Ronda Rousey has signed with WWE. But she will not say she is officially retired from the UFC.
In a sitdown interview with ESPN, Rousey said she would not completely close the book on a return to the Octagon. The former UFC women’s bantamweight champion was once the most dominant female fighter in MMA history. On Sunday night, she appeared at WWE Royal Rumble and announced to ESPN that she had signed as a full-time WWE performer.
“I wouldn’t doubt myself doing anything,” Rousey said.
Rousey, 30, will not say the “R” when it comes to MMA. She said she couldn’t say it for judo, either. Rousey won the bronze medal in that sport in the 2008 Olympic Games.
“That’s what everybody else seems to say,” Rousey said regarding the retirement question. “I mean, I never retired from judo. If that’s what you guys want to think, all I know is that I really want to devote 100 percent of my time to wrestling right now and whatever people want to call that, they can call it.”
Former UFC heavyweight champion Brock Lesnar fought at UFC 200 in 2016 and remained as one of WWE’s top stars during that time, coming back to perform on a big WWE show just a month later. So there is some precedent for doing both.
UFC president Dana White has said that he does not believe Rousey will ever return to the Octagon and he wouldn’t be interested in booking her into another fight. White and Rousey remain close, Rousey said, and White backed her move into pro wrestling.
“Dana is still one of my best friends,” Rousey said. “I love him. He’s been very supportive of this from the very beginning. I told him that I really want to bring him to a show, so I can show him. It’s so different when you’re actually there, when you’re really experiencing it. It’s the same thing they say about fighting, like you have to be there. It’s different. And I got him to say he’d come to a show with me someday. I’m gonna give him the intro. It’s almost like bringing your kid to work day or bringing your parent to school day.

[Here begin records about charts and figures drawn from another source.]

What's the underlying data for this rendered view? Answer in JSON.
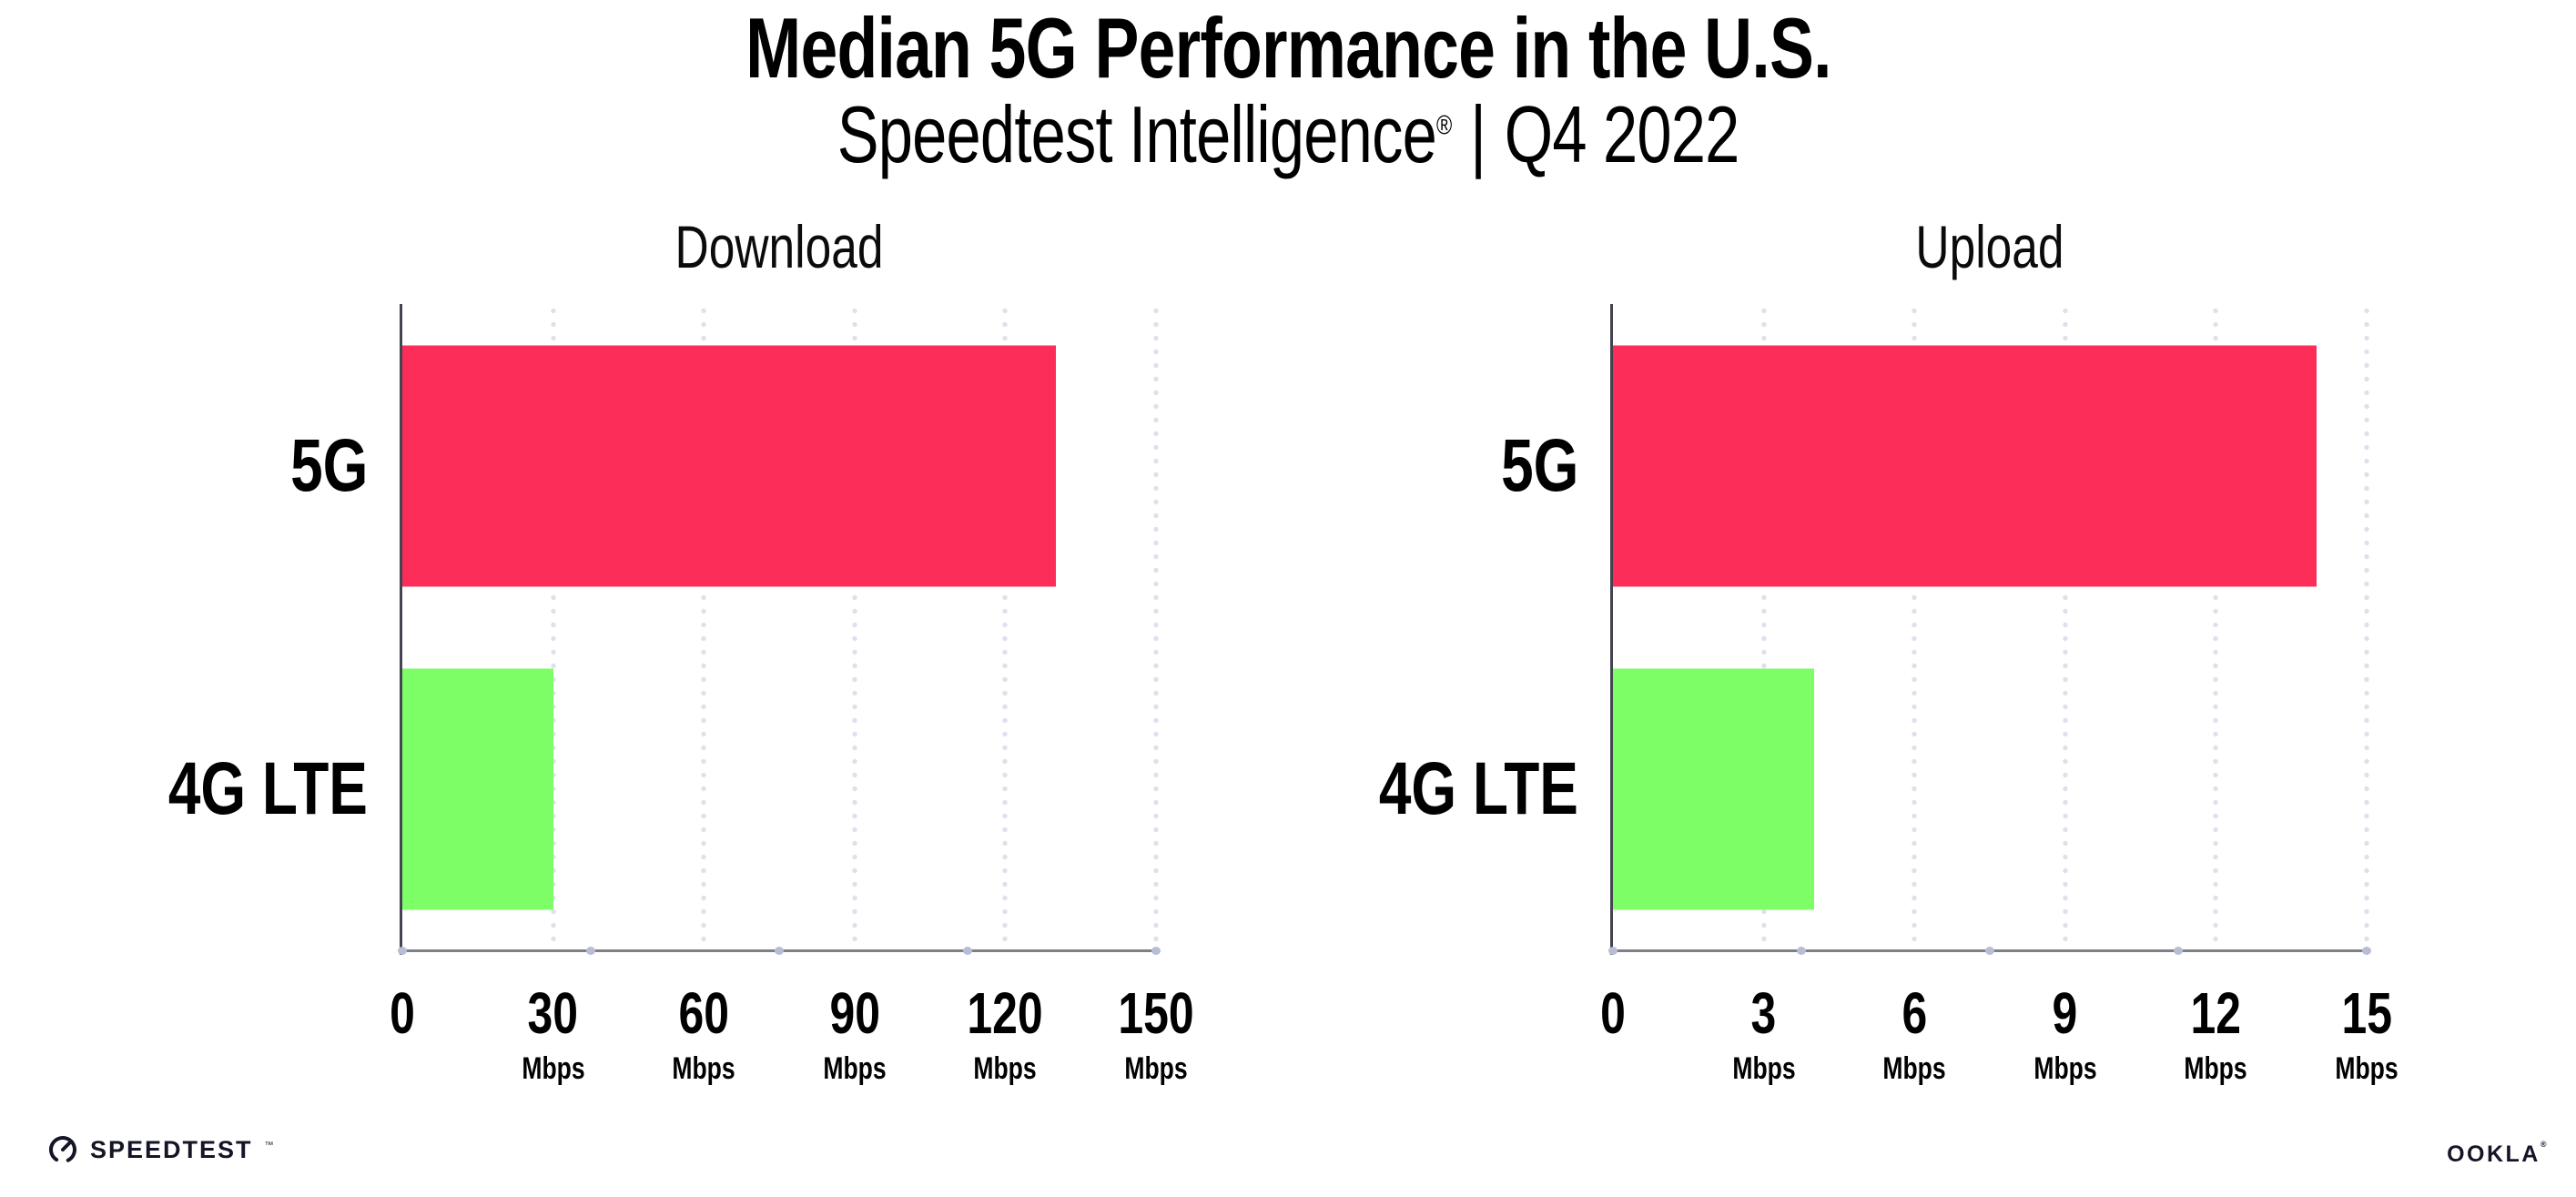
{
  "header": {
    "title": "Median 5G Performance in the U.S.",
    "subtitle": {
      "brand": "Speedtest Intelligence",
      "registered_mark": "®",
      "separator": "|",
      "period": "Q4 2022"
    }
  },
  "chart_data": [
    {
      "type": "bar",
      "orientation": "horizontal",
      "title": "Download",
      "categories": [
        "5G",
        "4G LTE"
      ],
      "values": [
        130,
        30
      ],
      "value_unit": "Mbps",
      "xlim": [
        0,
        150
      ],
      "xticks": [
        0,
        30,
        60,
        90,
        120,
        150
      ],
      "xtick_unit_label": "Mbps",
      "bar_colors": [
        "#FC2D58",
        "#7DFD66"
      ],
      "grid": "dotted-vertical",
      "legend": "none"
    },
    {
      "type": "bar",
      "orientation": "horizontal",
      "title": "Upload",
      "categories": [
        "5G",
        "4G LTE"
      ],
      "values": [
        14,
        4
      ],
      "value_unit": "Mbps",
      "xlim": [
        0,
        15
      ],
      "xticks": [
        0,
        3,
        6,
        9,
        12,
        15
      ],
      "xtick_unit_label": "Mbps",
      "bar_colors": [
        "#FC2D58",
        "#7DFD66"
      ],
      "grid": "dotted-vertical",
      "legend": "none"
    }
  ],
  "footer": {
    "speedtest": {
      "label": "SPEEDTEST",
      "trademark": "™",
      "icon": "speedtest-gauge-icon"
    },
    "ookla": {
      "label": "OOKLA",
      "registered_mark": "®"
    }
  },
  "style": {
    "colors": {
      "title_text": "#000000",
      "bar_5g": "#FC2D58",
      "bar_4g": "#7DFD66",
      "x_axis_line": "#7E8086",
      "y_axis_line": "#43444F",
      "grid_dot": "#DEE0EC",
      "axis_tick_dot": "#B8BCD4",
      "logo_text": "#141526"
    }
  }
}
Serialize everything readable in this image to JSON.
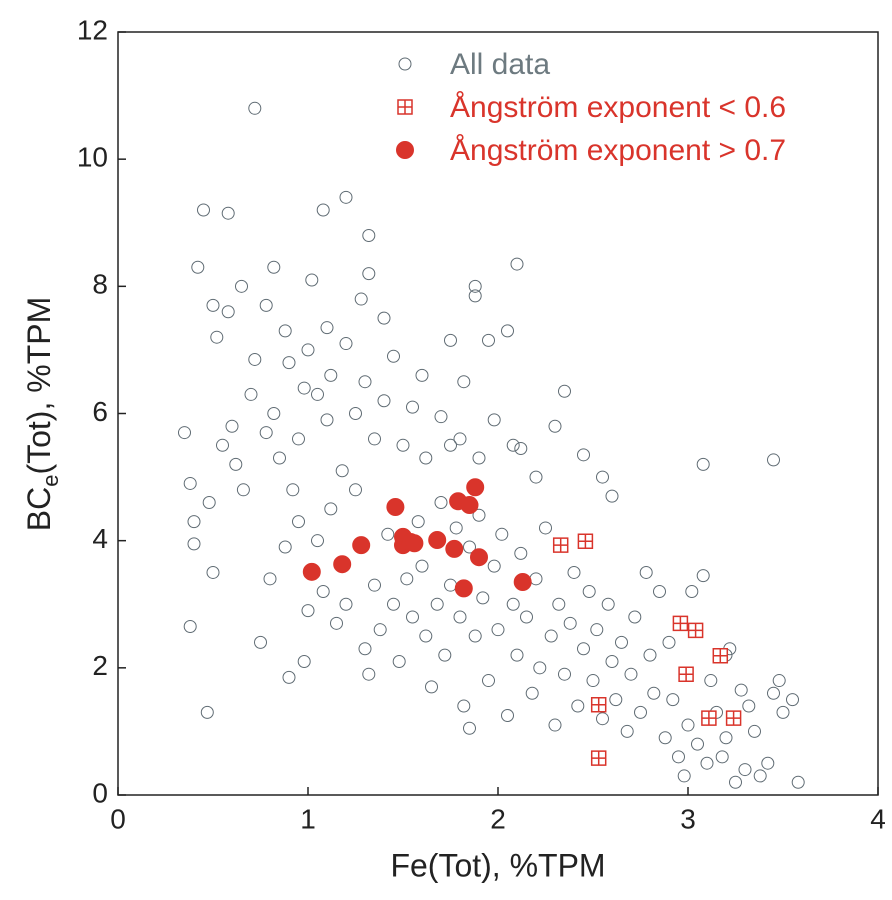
{
  "chart_data": {
    "type": "scatter",
    "xlabel": "Fe(Tot), %TPM",
    "ylabel_parts": [
      "BC",
      "e",
      "(Tot), %TPM"
    ],
    "xlim": [
      0,
      4
    ],
    "ylim": [
      0,
      12
    ],
    "xticks": [
      0,
      1,
      2,
      3,
      4
    ],
    "yticks": [
      0,
      2,
      4,
      6,
      8,
      10,
      12
    ],
    "grid": false,
    "legend": "top",
    "series": [
      {
        "name": "All data",
        "marker": "open-circle",
        "color": "#5f6b73",
        "x": [
          0.72,
          0.45,
          0.58,
          1.08,
          1.2,
          1.32,
          0.42,
          0.65,
          0.82,
          1.02,
          1.32,
          1.88,
          1.88,
          2.1,
          0.5,
          0.58,
          0.78,
          0.52,
          0.88,
          1.1,
          1.2,
          1.28,
          1.4,
          1.75,
          1.95,
          2.05,
          0.35,
          0.38,
          0.4,
          0.4,
          0.38,
          0.47,
          0.5,
          0.48,
          0.55,
          0.6,
          0.62,
          0.66,
          0.7,
          0.72,
          0.78,
          0.82,
          0.85,
          0.9,
          0.92,
          0.95,
          0.98,
          1.0,
          1.05,
          1.1,
          1.12,
          1.18,
          1.25,
          1.3,
          1.35,
          1.4,
          1.45,
          1.5,
          1.55,
          1.6,
          1.62,
          1.7,
          1.75,
          1.8,
          1.82,
          1.9,
          1.98,
          2.08,
          2.12,
          2.2,
          2.3,
          2.35,
          2.45,
          2.55,
          2.6,
          3.08,
          3.45,
          0.8,
          0.75,
          0.9,
          0.98,
          1.0,
          1.05,
          0.88,
          0.95,
          1.08,
          1.12,
          1.15,
          1.2,
          1.25,
          1.3,
          1.32,
          1.35,
          1.38,
          1.42,
          1.45,
          1.48,
          1.52,
          1.55,
          1.58,
          1.6,
          1.62,
          1.65,
          1.68,
          1.7,
          1.72,
          1.75,
          1.78,
          1.8,
          1.82,
          1.85,
          1.85,
          1.88,
          1.9,
          1.92,
          1.95,
          1.98,
          2.0,
          2.02,
          2.05,
          2.08,
          2.1,
          2.12,
          2.15,
          2.18,
          2.2,
          2.22,
          2.25,
          2.28,
          2.3,
          2.32,
          2.35,
          2.38,
          2.4,
          2.42,
          2.45,
          2.48,
          2.5,
          2.52,
          2.55,
          2.58,
          2.6,
          2.62,
          2.65,
          2.68,
          2.7,
          2.72,
          2.75,
          2.78,
          2.8,
          2.82,
          2.85,
          2.88,
          2.9,
          2.92,
          2.95,
          2.98,
          3.0,
          3.02,
          3.05,
          3.08,
          3.1,
          3.12,
          3.15,
          3.18,
          3.2,
          3.22,
          3.25,
          3.3,
          3.32,
          3.38,
          3.42,
          3.45,
          3.48,
          3.5,
          3.55,
          3.58,
          3.2,
          3.35,
          3.28
        ],
        "values": [
          10.8,
          9.2,
          9.15,
          9.2,
          9.4,
          8.8,
          8.3,
          8.0,
          8.3,
          8.1,
          8.2,
          8.0,
          7.85,
          8.35,
          7.7,
          7.6,
          7.7,
          7.2,
          7.3,
          7.35,
          7.1,
          7.8,
          7.5,
          7.15,
          7.15,
          7.3,
          5.7,
          4.9,
          4.3,
          3.95,
          2.65,
          1.3,
          3.5,
          4.6,
          5.5,
          5.8,
          5.2,
          4.8,
          6.3,
          6.85,
          5.7,
          6.0,
          5.3,
          6.8,
          4.8,
          5.6,
          6.4,
          7.0,
          6.3,
          5.9,
          6.6,
          5.1,
          6.0,
          6.5,
          5.6,
          6.2,
          6.9,
          5.5,
          6.1,
          6.6,
          5.3,
          5.95,
          5.5,
          5.6,
          6.5,
          5.3,
          5.9,
          5.5,
          5.45,
          5.0,
          5.8,
          6.35,
          5.35,
          5.0,
          4.7,
          5.2,
          5.27,
          3.4,
          2.4,
          1.85,
          2.1,
          2.9,
          4.0,
          3.9,
          4.3,
          3.2,
          4.5,
          2.7,
          3.0,
          4.8,
          2.3,
          1.9,
          3.3,
          2.6,
          4.1,
          3.0,
          2.1,
          3.4,
          2.8,
          4.3,
          3.6,
          2.5,
          1.7,
          3.0,
          4.6,
          2.2,
          3.3,
          4.2,
          2.8,
          1.4,
          3.9,
          1.05,
          2.5,
          4.4,
          3.1,
          1.8,
          3.6,
          2.6,
          4.1,
          1.25,
          3.0,
          2.2,
          3.8,
          2.8,
          1.6,
          3.4,
          2.0,
          4.2,
          2.5,
          1.1,
          3.0,
          1.9,
          2.7,
          3.5,
          1.4,
          2.3,
          3.2,
          1.8,
          2.6,
          1.2,
          3.0,
          2.1,
          1.5,
          2.4,
          1.0,
          1.9,
          2.8,
          1.3,
          3.5,
          2.2,
          1.6,
          3.2,
          0.9,
          2.4,
          1.5,
          0.6,
          0.3,
          1.1,
          3.2,
          0.8,
          3.45,
          0.5,
          1.8,
          1.3,
          0.6,
          0.9,
          2.3,
          0.2,
          0.4,
          1.4,
          0.3,
          0.5,
          1.6,
          1.8,
          1.3,
          1.5,
          0.2,
          2.2,
          1.0,
          1.65
        ]
      },
      {
        "name": "Ångström exponent < 0.6",
        "marker": "square-plus",
        "color": "#d9342b",
        "x": [
          2.33,
          2.46,
          2.96,
          3.04,
          3.17,
          2.99,
          2.53,
          3.11,
          3.24,
          2.53
        ],
        "values": [
          3.93,
          3.99,
          2.7,
          2.59,
          2.19,
          1.9,
          1.42,
          1.21,
          1.21,
          0.58
        ]
      },
      {
        "name": "Ångström exponent > 0.7",
        "marker": "filled-circle",
        "color": "#d9342b",
        "x": [
          1.02,
          1.18,
          1.28,
          1.46,
          1.5,
          1.5,
          1.54,
          1.56,
          1.68,
          1.77,
          1.79,
          1.85,
          1.88,
          1.9,
          1.82,
          2.13
        ],
        "values": [
          3.51,
          3.63,
          3.93,
          4.53,
          3.93,
          4.06,
          3.98,
          3.96,
          4.01,
          3.87,
          4.62,
          4.56,
          4.84,
          3.74,
          3.25,
          3.35
        ]
      }
    ]
  }
}
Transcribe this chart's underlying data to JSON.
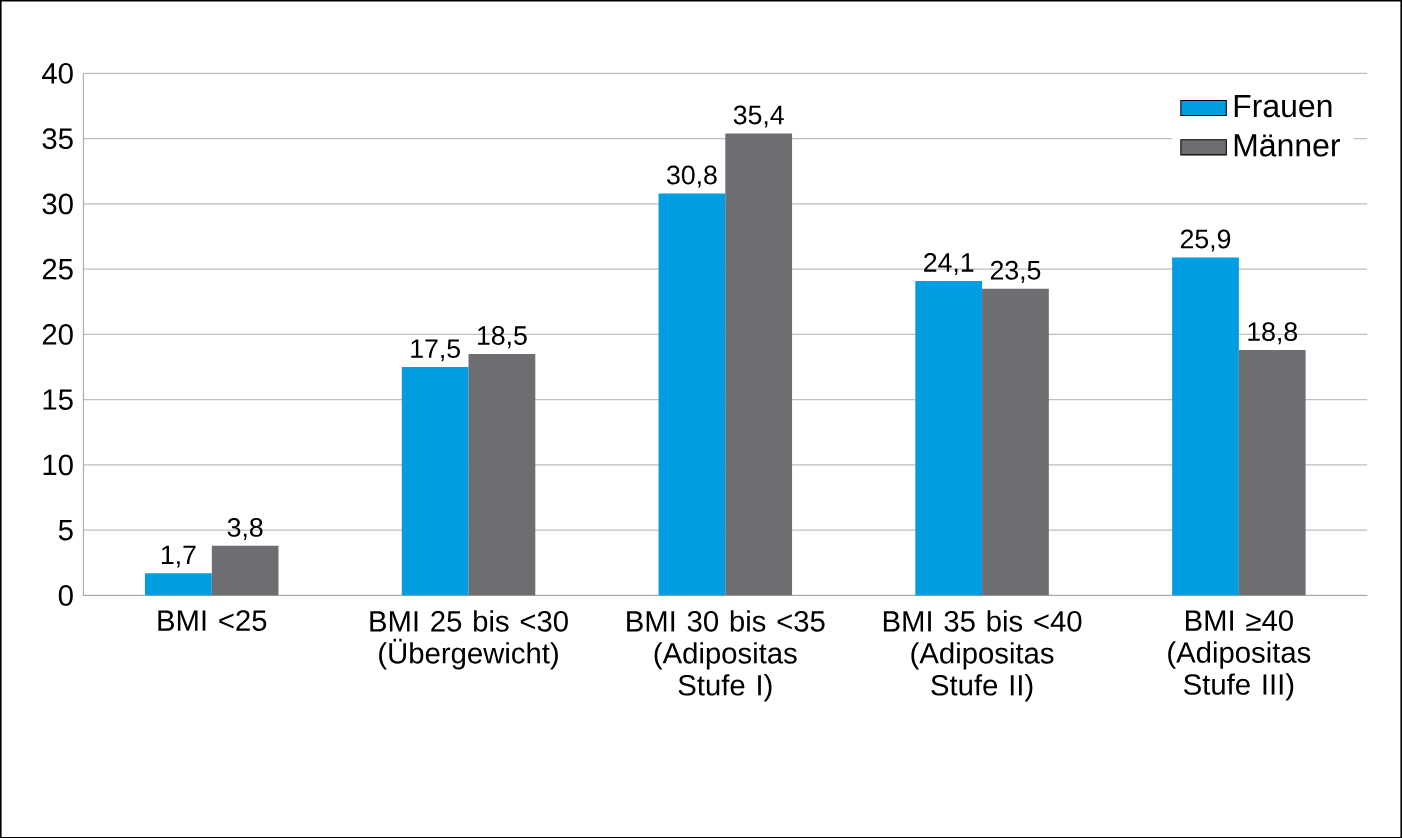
{
  "chart_data": {
    "type": "bar",
    "categories": [
      "BMI <25",
      "BMI 25 bis <30 (Übergewicht)",
      "BMI 30 bis <35 (Adipositas Stufe I)",
      "BMI 35 bis <40 (Adipositas Stufe II)",
      "BMI ≥40 (Adipositas Stufe III)"
    ],
    "series": [
      {
        "name": "Frauen",
        "color": "#009ee0",
        "values": [
          1.7,
          17.5,
          30.8,
          24.1,
          25.9
        ],
        "value_labels": [
          "1,7",
          "17,5",
          "30,8",
          "24,1",
          "25,9"
        ]
      },
      {
        "name": "Männer",
        "color": "#6d6e71",
        "values": [
          3.8,
          18.5,
          35.4,
          23.5,
          18.8
        ],
        "value_labels": [
          "3,8",
          "18,5",
          "35,4",
          "23,5",
          "18,8"
        ]
      }
    ],
    "ylim": [
      0,
      40
    ],
    "yticks": [
      0,
      5,
      10,
      15,
      20,
      25,
      30,
      35,
      40
    ],
    "grid": "y",
    "legend": "top right"
  }
}
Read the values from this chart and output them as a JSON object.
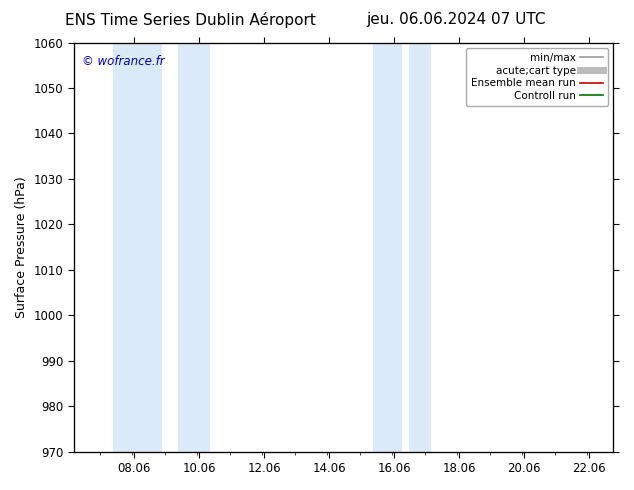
{
  "title_left": "ENS Time Series Dublin Aéroport",
  "title_right": "jeu. 06.06.2024 07 UTC",
  "ylabel": "Surface Pressure (hPa)",
  "ylim": [
    970,
    1060
  ],
  "yticks": [
    970,
    980,
    990,
    1000,
    1010,
    1020,
    1030,
    1040,
    1050,
    1060
  ],
  "xlim_start": 6.2,
  "xlim_end": 22.8,
  "xticks": [
    8.06,
    10.06,
    12.06,
    14.06,
    16.06,
    18.06,
    20.06,
    22.06
  ],
  "xticklabels": [
    "08.06",
    "10.06",
    "12.06",
    "14.06",
    "16.06",
    "18.06",
    "20.06",
    "22.06"
  ],
  "shaded_bands": [
    {
      "xmin": 7.4,
      "xmax": 8.9,
      "color": "#daeaf8"
    },
    {
      "xmin": 9.4,
      "xmax": 10.4,
      "color": "#daeaf8"
    },
    {
      "xmin": 15.4,
      "xmax": 16.3,
      "color": "#daeaf8"
    },
    {
      "xmin": 16.5,
      "xmax": 17.2,
      "color": "#daeaf8"
    }
  ],
  "watermark": "© wofrance.fr",
  "watermark_color": "#0000cc",
  "legend_entries": [
    {
      "label": "min/max",
      "color": "#999999",
      "lw": 1.2
    },
    {
      "label": "acute;cart type",
      "color": "#bbbbbb",
      "lw": 5.0
    },
    {
      "label": "Ensemble mean run",
      "color": "#cc0000",
      "lw": 1.2
    },
    {
      "label": "Controll run",
      "color": "#007700",
      "lw": 1.2
    }
  ],
  "bg_color": "#ffffff",
  "plot_bg_color": "#ffffff",
  "spine_color": "#000000",
  "tick_color": "#000000",
  "title_fontsize": 11,
  "axis_label_fontsize": 9,
  "tick_fontsize": 8.5,
  "watermark_fontsize": 8.5,
  "legend_fontsize": 7.5
}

“I can’t wait to show him why I love it so much and for him to kind of catch the bug, too. Because I know that he will. I know that he will.”
Rousey is one of the biggest pay-per-view stars in the history of the UFC. She was the UFC women’s bantamweight champion until November 2015 when she was shockingly knocked out by Holly Holm. Rousey, a California native, returned to the cage for a title shot against Amanda Nunes at UFC 207 in December 2016, but was knocked out again.
Those losses are still difficult for her. Rousey told ESPN that she’d “rather not” discuss them. But Rousey did open up a bit about her difficulty in overcoming such defeats, going back to her Olympic loss.
“It’s still hard to realize your childhood dreams not coming true,” Rousey said. “I think the only thing that really helped was finding something else to devote myself to and be successful at. I think I only was able to get past the Olympics when I started doing MMA. And I do believe there is a parallel there. It still hurts that I didn’t win the Olympics. It sounds ridiculous to a lot of people, right? ‘You’re an Olympic medalist, you should be happy.’ But it would be hard to explain that to my 10-year-old self that was so sure she was gonna win the Olympics.
“Things all happen for a reason and I really do believe that. I really do believe that the worst things in life result in the best things that could happen. And I think that this journey into this industry is really proving that belief is real.”